Na eleição, o deputado Douglas Ruas (PL) foi eleito presidente da Alerj durante uma sessão marcada por tentativas de obstrução. Dos 45 parlamentares presentes, 44 votos foram favoráveis, e uma parlamentar se absteve. Segundo a ação do PDT, a votação ocorreu de forma aberta, o que, na visão do partido, viola regras constitucionais. A entidade pede que o processo seja refeito de modo secreto e que seja declarada a inconstitucionalidade do voto nominal aberto, além de questionar atos normativos relacionados, por considerá-los contrários aos princípios da Constituição Federal, como os princípios republicano, da separação de poderes, moralidade e federalismo.

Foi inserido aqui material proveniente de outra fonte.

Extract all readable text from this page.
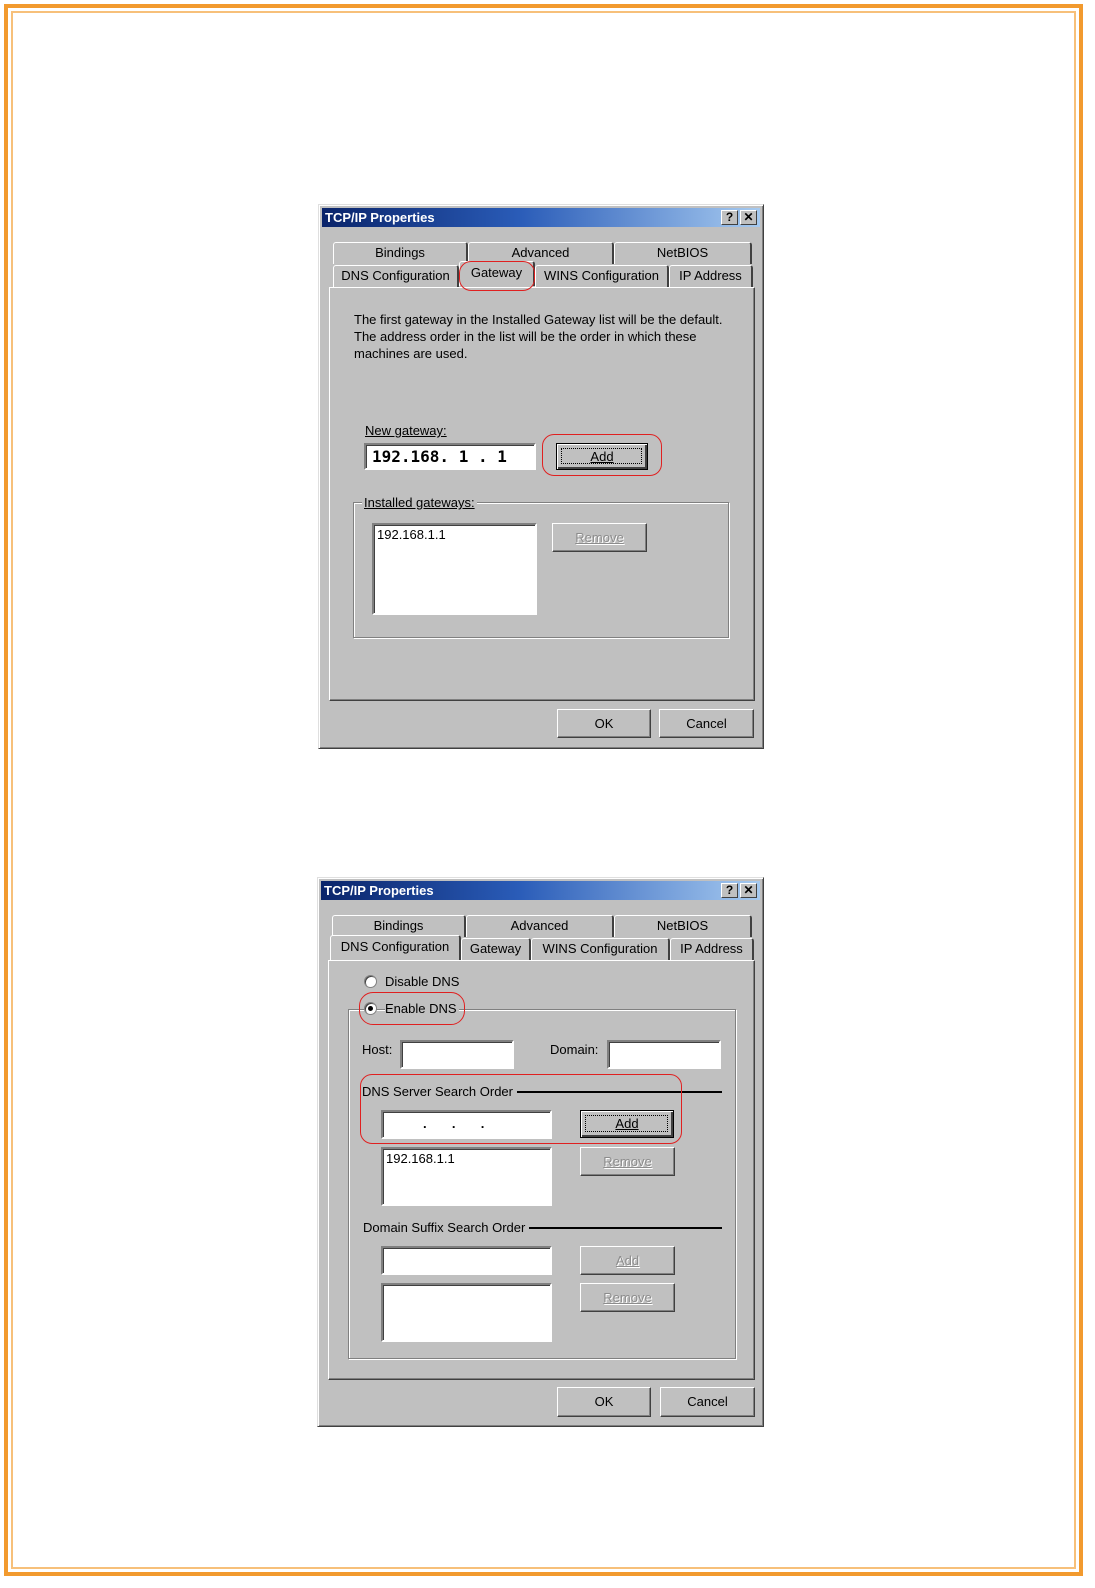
TCP/IP Properties	? ✕
Bindings	Advanced	NetBIOS
DNS Configuration	Gateway	WINS Configuration	IP Address
The first gateway in the Installed Gateway list will be the default.
The address order in the list will be the order in which these
machines are used.
New gateway:
192.168. 1 . 1	Add
Installed gateways:
192.168.1.1	Remove
OK	Cancel
TCP/IP Properties	? ✕
Bindings	Advanced	NetBIOS
DNS Configuration	Gateway	WINS Configuration	IP Address
Disable DNS
Enable DNS
Host:	Domain:
DNS Server Search Order
.       .       .	Add
192.168.1.1	Remove
Domain Suffix Search Order
Add
Remove
OK	Cancel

Na petição, o PDT argumenta que a condução do processo, marcada por irregularidades, agravou a instabilidade institucional. A organização do pleito, na opinião do partido, impediu o pleno funcionamento das deliberações, contrariando as bases republicanas que preconizam responsabilidade, moralidade e prioridade ao interesse público.

A crise na sucessão do governo do Rio de Janeiro se aprofundou após a renúncia do ex-governador Cláudio Castro, em março. Com isso, um vazio na linha de transferência de cargos foi criado, pois o vice-governador, Thiago Pampolha, assumiu um cargo no Tribunal de Contas do Estado (TCE-RJ) em 2025, e o presidente da Alerj, Rodrigo Bacellar, encontra-se licenciado.

O Tribunal Federal está analisando uma ação do PSD que defende eleições diretas para a escolha do novo comando estadual. A maioria no Supremo reúne votos favoráveis às eleições indiretas para um mandato temporário, mantendo a possibilidade de que Douglas Ruas seja nomeado governador até o final do ano.

Entretanto, a análise do caso foi suspensa devido a um pedido de vista do ministro Flávio Dino, sem previsão de retomada. Enquanto isso, o presidente do Tribunal de Justiça do Rio de Janeiro, Ricardo Couto de Castro, permanece como governador interino do estado.